Friends of Casco Bay works hard to reduce stormwater pollution. Stormwater delivers some of the largest loads of pollution into Casco Bay. As stormwater flows over our roads, driveways, parking lots, and buildings, it collects a toxic slurry. Instead of filtering into the soil, water sheets off these impervious surfaces, picking up pesticides and fertilizers from lawns, exhaust and salt from roadways, pathogens from pet waste, and so much more. Stormwater carries this toxic mix into our rivers and streams, and ultimately into Casco Bay, causing a host of water quality problems.

While stormwater pollution is very difficult to eliminate because it is so diffuse, we are making progress on this threat by ensuring that the Clean Water Act permits that regulate stormwater are effectively implemented.

We have good news to share on this front. We maintained the strength of the permit that regulates stormwater discharged from large urban stormwater systems into our watershed through a successful appeal to the Maine Board of Environmental Protection.

You may remember that last year we celebrated that Maine’s new municipal separate storm sewer system (or, “MS4” as it is called) permit went into effect. For the first time, towns subject to the permit were required to develop LID ordinances to reduce pollution to the “maximum extent possible.”

Late last year, the municipalities subject to this permit submitted their draft ordinances to the Maine Department of Environmental Protection (DEP) for approval. To comply with the MS4 permit, the ordinances should have included nine mandatory LID strategies designed to reduce stormwater pollution from new construction and redevelopment. Although the drafts submitted by municipalities in our watershed did not contain all of these necessary elements, DEP approved the drafts.

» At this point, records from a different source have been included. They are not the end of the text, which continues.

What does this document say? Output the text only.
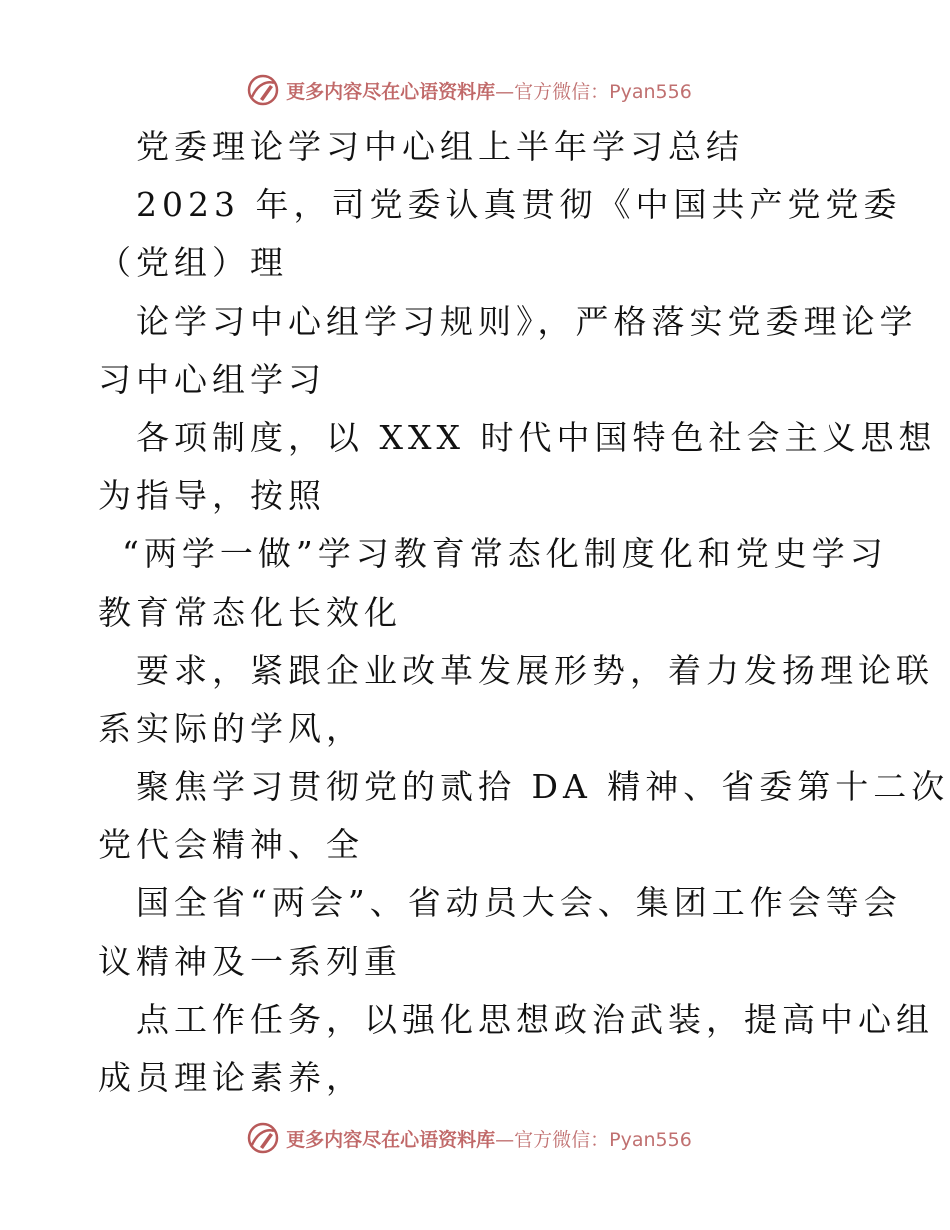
更多内容尽在心语资料库—官方微信：Pyan556
党委理论学习中心组上半年学习总结
2023 年，司党委认真贯彻《中国共产党党委
（党组）理
论学习中心组学习规则》，严格落实党委理论学
习中心组学习
各项制度，以 XXX 时代中国特色社会主义思想
为指导，按照
“两学一做”学习教育常态化制度化和党史学习
教育常态化长效化
要求，紧跟企业改革发展形势，着力发扬理论联
系实际的学风，
聚焦学习贯彻党的贰拾 DA 精神、省委第十二次
党代会精神、全
国全省“两会”、省动员大会、集团工作会等会
议精神及一系列重
点工作任务，以强化思想政治武装，提高中心组
成员理论素养，
更多内容尽在心语资料库—官方微信：Pyan556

To ensure the MS4 permit was properly implemented, we appealed DEP’s approval of the incomplete ordinances to the Board of Environmental Protection, a seven-member citizen board that provides independent decisions on the interpretation and enforcement of Maine’s environmental laws. This was our second appeal to the Board involving this MS4 permit, a decision that we did not take lightly but was needed to protect the Bay.

In November 2023, the Board of Environmental Protection agreed that DEP should not have approved the insufficient draft ordinances. The Board vacated the approvals and ordered DEP “to expeditiously set clear, specific, and measurable standards for the municipal LID ordinances.” The municipalities the order applies to include Biddeford, Cape Elizabeth, Cumberland, Falmouth, Freeport, Gorham, Portland, Saco, Scarborough,  South Portland, Westbrook, Windham, and Yarmouth.

We will continue to participate in the process to be certain the redrafted ordinances contain all of the necessary elements.